La châtaigne a-t-elle besoin d'un qualificatif bio, un label bio, une culture bio ? De nombreuses personnes pensent que cette culture est déjà, par essence, une culture naturelle et on entend couramment dire que "toutes les châtaignes sont biologiques" ou "presque biologiques" mais, de fait, il n'en est pas ainsi. Pour être biologique, un produit doit répondre à certaines garanties, suivre un réglement de l'agriculture biologique qui implique, par exemple, de ne pas utiliser des nitrates et des superphosphates ni des produits chimiques de synthèse, notamment pour les traitements phytosanitaires. En outre, une exploitation biologique doit se soumettre au contrôle d'un organisme certificateur. Des exemples sont donnés ici pour étayer, illustrer cette démarche en Corse et dans les Cévennes. De jeunes producteurs, très motivés, ont relancé la filière tout en s'engageant dans une démarche bio. Cela se passe dans la région de San Lorenzo, en Castagniccia corse.
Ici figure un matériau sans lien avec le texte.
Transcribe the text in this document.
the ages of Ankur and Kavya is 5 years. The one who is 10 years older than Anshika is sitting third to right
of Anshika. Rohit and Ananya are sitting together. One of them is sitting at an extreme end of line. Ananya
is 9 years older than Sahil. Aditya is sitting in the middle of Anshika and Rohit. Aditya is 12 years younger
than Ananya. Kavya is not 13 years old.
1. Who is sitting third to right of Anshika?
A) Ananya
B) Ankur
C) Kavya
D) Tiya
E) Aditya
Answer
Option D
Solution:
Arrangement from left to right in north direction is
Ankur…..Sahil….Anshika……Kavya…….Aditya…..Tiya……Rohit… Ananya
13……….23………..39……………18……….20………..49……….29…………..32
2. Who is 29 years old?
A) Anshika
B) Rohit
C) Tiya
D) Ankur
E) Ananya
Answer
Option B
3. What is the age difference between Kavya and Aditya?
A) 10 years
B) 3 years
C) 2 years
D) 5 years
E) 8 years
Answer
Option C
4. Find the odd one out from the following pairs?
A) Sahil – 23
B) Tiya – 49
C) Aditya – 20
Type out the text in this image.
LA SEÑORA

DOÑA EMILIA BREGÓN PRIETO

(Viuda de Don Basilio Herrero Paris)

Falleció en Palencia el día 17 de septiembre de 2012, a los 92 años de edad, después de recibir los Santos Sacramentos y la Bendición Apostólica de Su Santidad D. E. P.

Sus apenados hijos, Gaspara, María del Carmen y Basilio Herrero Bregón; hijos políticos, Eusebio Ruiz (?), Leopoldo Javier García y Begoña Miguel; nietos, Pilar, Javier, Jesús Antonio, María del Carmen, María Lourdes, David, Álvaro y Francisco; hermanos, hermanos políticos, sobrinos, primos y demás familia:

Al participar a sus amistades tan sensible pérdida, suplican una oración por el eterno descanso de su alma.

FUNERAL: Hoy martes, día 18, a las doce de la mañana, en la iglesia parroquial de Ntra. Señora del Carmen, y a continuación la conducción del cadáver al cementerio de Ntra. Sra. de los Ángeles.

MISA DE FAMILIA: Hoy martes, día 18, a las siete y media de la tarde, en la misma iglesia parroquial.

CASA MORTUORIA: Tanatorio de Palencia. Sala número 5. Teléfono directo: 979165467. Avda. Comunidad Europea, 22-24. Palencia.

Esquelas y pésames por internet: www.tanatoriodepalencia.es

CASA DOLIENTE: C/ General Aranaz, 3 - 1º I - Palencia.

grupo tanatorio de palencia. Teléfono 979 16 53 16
Mais d'autres exemples, nombreux, existent en France, dans les Cévennes où le Parc National encourage tout particulièrement ces initiatives, proches des méthodes ancestrales et respectueuses des environnements et du maintien de la biodiversité.

6. Les ennemis du châtaignier

Gérard BRIANE

19min41

Depuis le milieu du XXe siècle, les surfaces de châtaigneraies françaises se sont fortement contractées. Cette perte de surface castanéicole est liée à de nombreux facteurs : tout d'abord l'arrivée de la maladie de l'Encre dans les années 1880, en Europe, une maladie qui affecta mortellement cette culture dans les principales aires d'implantation qui étaient les siennes depuis des siècles. Aujourd'hui, le châtaignier doit affronter d'autres fléaux : toujours l'Encre, qui sévit surtout dans les zones humides et aux basses altitudes, mais d'autres ravageurs plus récents comme le chancre de l'écorce, sont tout aussi présents et dangereux. S'y ajoutent les insectes tels le balanin, les vers comme le carpocapse, et surtout dorénavant le cynips, un hyménoptère qui aurait pu causer des dégâts analogues à ceux du phylloxéra sur la vigne à la fin du XIXe siècle. Heureusement, des recherches ont été menées, des expériences conduites, des moyens importants mobilisés, comme en Corse où l'on a fait appel à toutes les personnes de bonne volonté pour rassembler des fonds dans le but de sauver les châtaigneraies séculaires de Pianello ou de Lozzi. Cette lutte biologique, grâce à l'introduction d'un autre insecte antagoniste, le Torymus sinensis, est en train de se généraliser dans les régions françaises affectées.